長いのに交換……はしなくて良いな。親父は舞踏会であいつらと合流するという話だし、誰かが訪ねてくる予定もない。
俺はエントランスホールまで階段を降った。前後左右に適当なスペースを取ると、両手の指を組みんで腕を頭上に振り上げる。腕を振り降ろすと同時に、片脚を大きく踏み込んだ。

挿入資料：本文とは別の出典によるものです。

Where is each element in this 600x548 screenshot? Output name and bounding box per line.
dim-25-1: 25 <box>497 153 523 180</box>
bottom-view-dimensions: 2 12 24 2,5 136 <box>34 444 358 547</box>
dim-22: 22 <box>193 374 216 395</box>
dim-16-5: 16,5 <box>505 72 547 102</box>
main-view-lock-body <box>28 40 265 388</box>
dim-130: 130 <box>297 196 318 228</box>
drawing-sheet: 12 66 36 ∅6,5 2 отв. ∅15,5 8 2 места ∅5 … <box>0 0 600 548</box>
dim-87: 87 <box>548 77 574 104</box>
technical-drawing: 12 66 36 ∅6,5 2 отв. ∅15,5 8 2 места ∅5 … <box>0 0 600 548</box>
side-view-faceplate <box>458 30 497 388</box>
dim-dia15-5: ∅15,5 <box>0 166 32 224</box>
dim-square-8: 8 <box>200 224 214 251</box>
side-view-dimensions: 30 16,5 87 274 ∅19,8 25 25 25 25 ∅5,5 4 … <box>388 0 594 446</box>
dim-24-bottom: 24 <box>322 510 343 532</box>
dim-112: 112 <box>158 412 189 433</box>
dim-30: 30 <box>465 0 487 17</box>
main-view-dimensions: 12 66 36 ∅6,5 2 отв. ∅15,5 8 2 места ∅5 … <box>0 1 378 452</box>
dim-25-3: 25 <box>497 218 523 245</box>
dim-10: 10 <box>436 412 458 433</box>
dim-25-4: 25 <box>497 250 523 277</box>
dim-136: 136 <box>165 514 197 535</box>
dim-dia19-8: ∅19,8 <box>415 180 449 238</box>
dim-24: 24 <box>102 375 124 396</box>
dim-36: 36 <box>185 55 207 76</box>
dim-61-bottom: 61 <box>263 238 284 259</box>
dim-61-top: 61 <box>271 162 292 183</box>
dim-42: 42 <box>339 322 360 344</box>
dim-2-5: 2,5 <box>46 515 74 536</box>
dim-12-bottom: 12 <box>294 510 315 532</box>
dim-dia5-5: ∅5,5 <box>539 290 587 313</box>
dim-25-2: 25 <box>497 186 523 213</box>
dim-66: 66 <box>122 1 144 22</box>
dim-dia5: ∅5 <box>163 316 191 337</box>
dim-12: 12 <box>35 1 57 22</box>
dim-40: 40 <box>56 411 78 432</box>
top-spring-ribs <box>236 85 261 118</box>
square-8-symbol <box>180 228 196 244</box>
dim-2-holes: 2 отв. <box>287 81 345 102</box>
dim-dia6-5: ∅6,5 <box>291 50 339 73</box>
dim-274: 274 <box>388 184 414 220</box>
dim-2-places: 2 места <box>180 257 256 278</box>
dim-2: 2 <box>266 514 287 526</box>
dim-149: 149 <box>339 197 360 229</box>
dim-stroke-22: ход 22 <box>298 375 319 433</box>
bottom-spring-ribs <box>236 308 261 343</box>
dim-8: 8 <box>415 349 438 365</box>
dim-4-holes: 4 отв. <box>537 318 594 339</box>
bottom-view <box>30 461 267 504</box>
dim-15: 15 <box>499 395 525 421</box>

踏み込んだ足を引き、腕を上げる。再度足を踏み込み腕を降ろす。
庭で素振りじゃなきゃ問題ないんだろう?
素振りの動作を繰り返すうちに、自然と動きが速くなっていく。
俺は、小さい時に死に別れた母上ーー生みの母のことを思い起こした。
顔も声もろくに思い出せないが、膝のうえにのせられて、騎士道物語を読んでもらったことや、お船のように揺られたことや、駆け回って乱れたスカーフを結び直して貰ったことなどが、胸に残っていた。
どれくらいそうしていただろうか。少し息が上がり、両足に軽いだるさを覚えて動きを止めた時だ。背後からそっと俺の肩をたたく者があった。
「誰だ!」
顔を嶮しくしてふり向くと、妙な格好をした若い婦人が一人で立っていた。
「初めまして〜。魔女のナルといいます〜。あなたはとっても惨めなので〜、ご婦人方にモテモテになる魅了チートを授けに来ちゃいました〜」
体にぴったりした黒い服の中ではち切れそう大きな胸。柔らかそうな白い太もも。大きな赤い眼と紅い唇。日の光を知らないように見える白い頰は柔らかな燐光でも放ちそうで、俺の心臓は大きくどくんと跳ねた。
黒いとんがり帽子に、黒い髪。薄い眼鏡。片手にはほうき。まるでスカートがないみたいに太股を三分の二も露出した妙な格好ではあるものの、婦人はかなり可愛かった。